平成27年度研修医
後期研修医
澤頭 亮
私は後期研修医として北大精神科で1年間を過ごさせて頂きました。北大精神科の研修を一言で表現するならば、“オールラウンドな精神科医を目指す上での基盤を作ることができる”というところでしょうか。
外来の陪席では、月曜日から金曜日まで日替わりで初診の先生方の診療を見学できるため、いわば五通りの診療スタイルを学ぶことができます。言い回しや患者との距離の取り方など教科書では学べないtipsが散りばめられており非常に勉強になります。
病棟では、精神病圏、気分障害圏、神経症圏、てんかんなど各疾患を満遍なく受け持ちます。上級医からは日頃からマンツーマン指導があり勉強になるのは当然ですが、定期的に開催されるカンファレンスでは、病棟医長からも客観的な意見を聞くことができます。そのため、一症例に関しても、複数の指導医の意見を参考にしながら診療に当たることができ、複数の視点を身につけることができると思われます。

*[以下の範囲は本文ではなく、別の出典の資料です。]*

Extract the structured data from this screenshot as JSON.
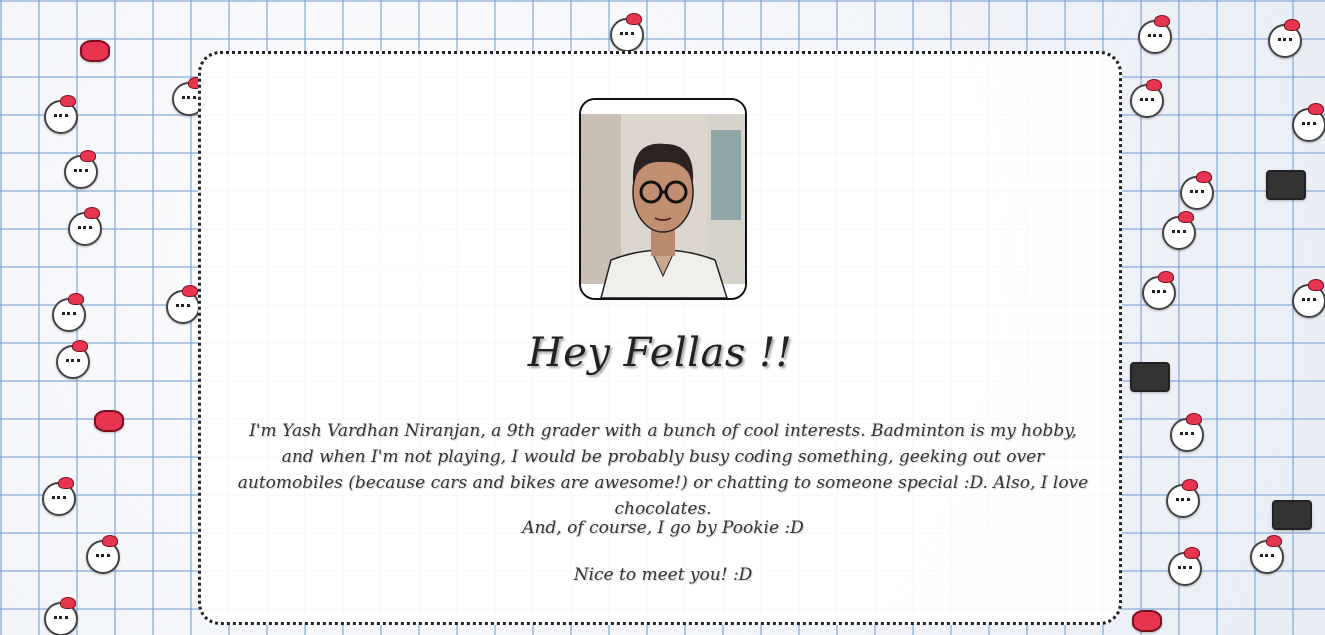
{
  "profile": {
    "image_alt": "profile photo",
    "heading": "Hey Fellas !!",
    "intro": "I'm Yash Vardhan Niranjan, a 9th grader with a bunch of cool interests. Badminton is my hobby, and when I'm not playing, I would be probably busy coding something, geeking out over automobiles (because cars and bikes are awesome!) or chatting to someone special :D. Also, I love chocolates.",
    "nickname_line": "And, of course, I go by Pookie :D",
    "greeting": "Nice to meet you! :D"
  },
  "background": {
    "pattern": "blue grid paper with hello-kitty stickers",
    "sticker_icon": "hello-kitty-icon",
    "bow_icon": "bow-icon",
    "grid_color": "#78a0d7",
    "bow_color": "#e8354f"
  }
}
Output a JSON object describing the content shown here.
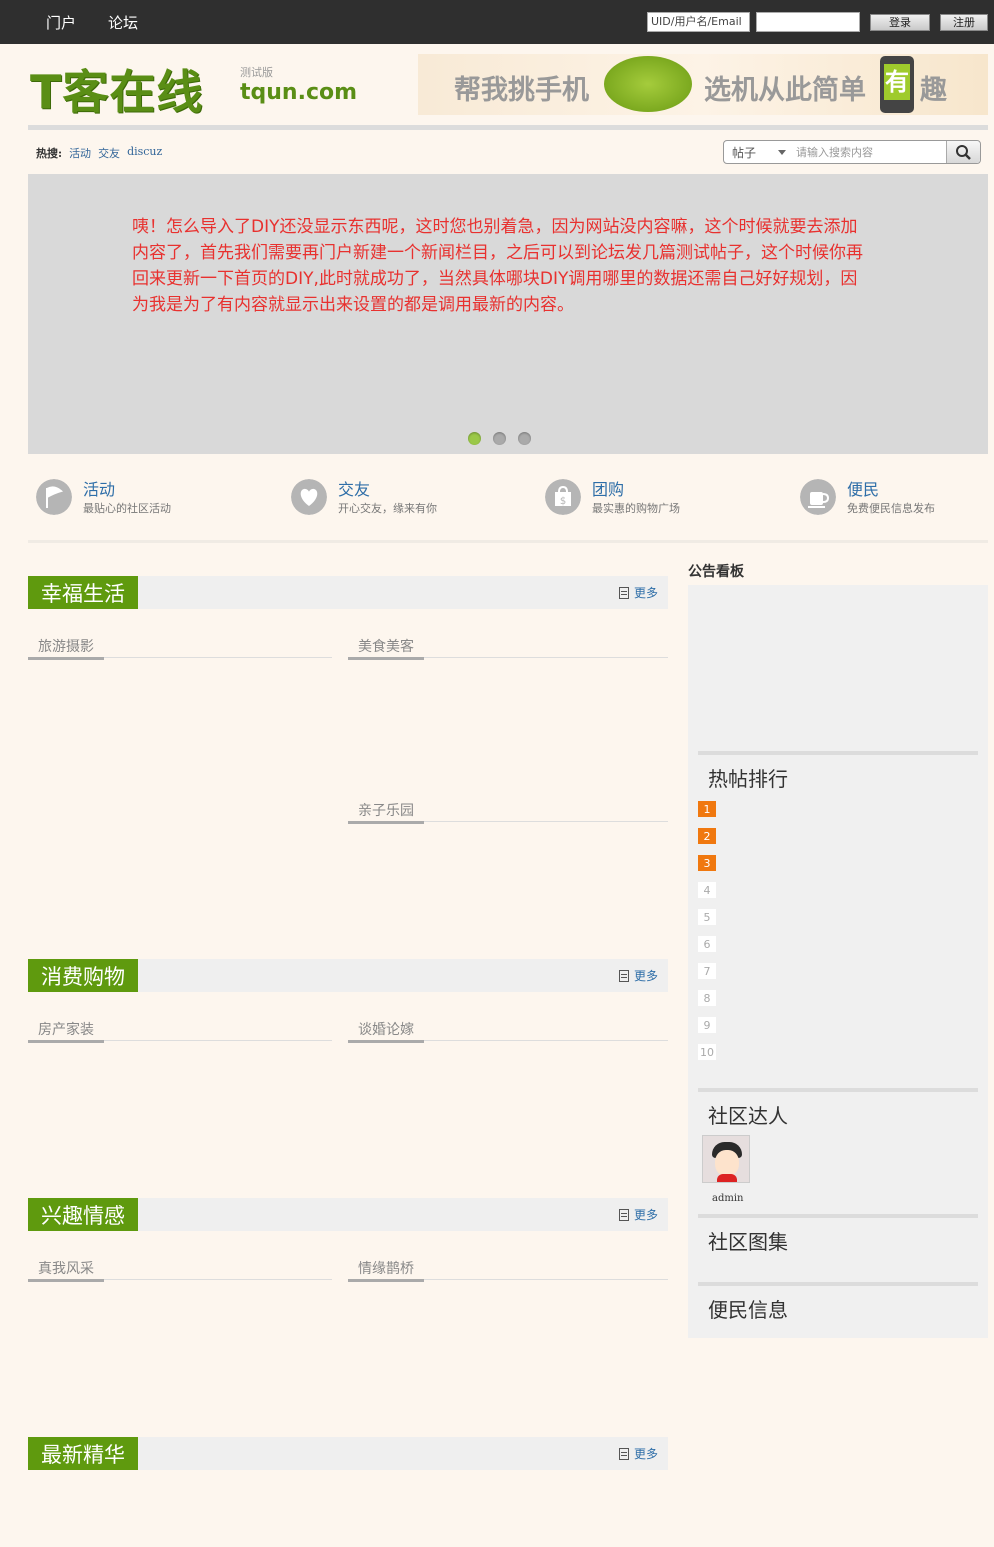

その他後期研修医・長期選択の初期研修医のためのプログラムで、北大精神科研修の最大の特徴として、長期クルズスというものがあります。これは、各分野のスペシャリストによる講義が一年間にわたって展開されるというものです。一年間でほぼ全ての精神医学分野をカバーするため、正直なところ全て吸収することはできません。しかしながら、次年度からの関連病院研修では、一通りの疾患を主治医として診療しなければならないため、このクルズスを元に調べ、勉強し直す際の手がかりとして大いに役立つものと思われます。
その他にも北大精神科研修の魅力は多々ありますが、代表的なところとしてはこの辺りでしょうか。
最後に何より重要なこととして、それらのプログラムの良し悪しは研修医の意見を参考に評価され、毎年brush upされていくところがあります。研修医が一方的に教育・指導を受けるのではなく、その内容に関しても研修医の意見が重視されています。そこからも北大精神医学教室の懐の深さが伺えるでしょう。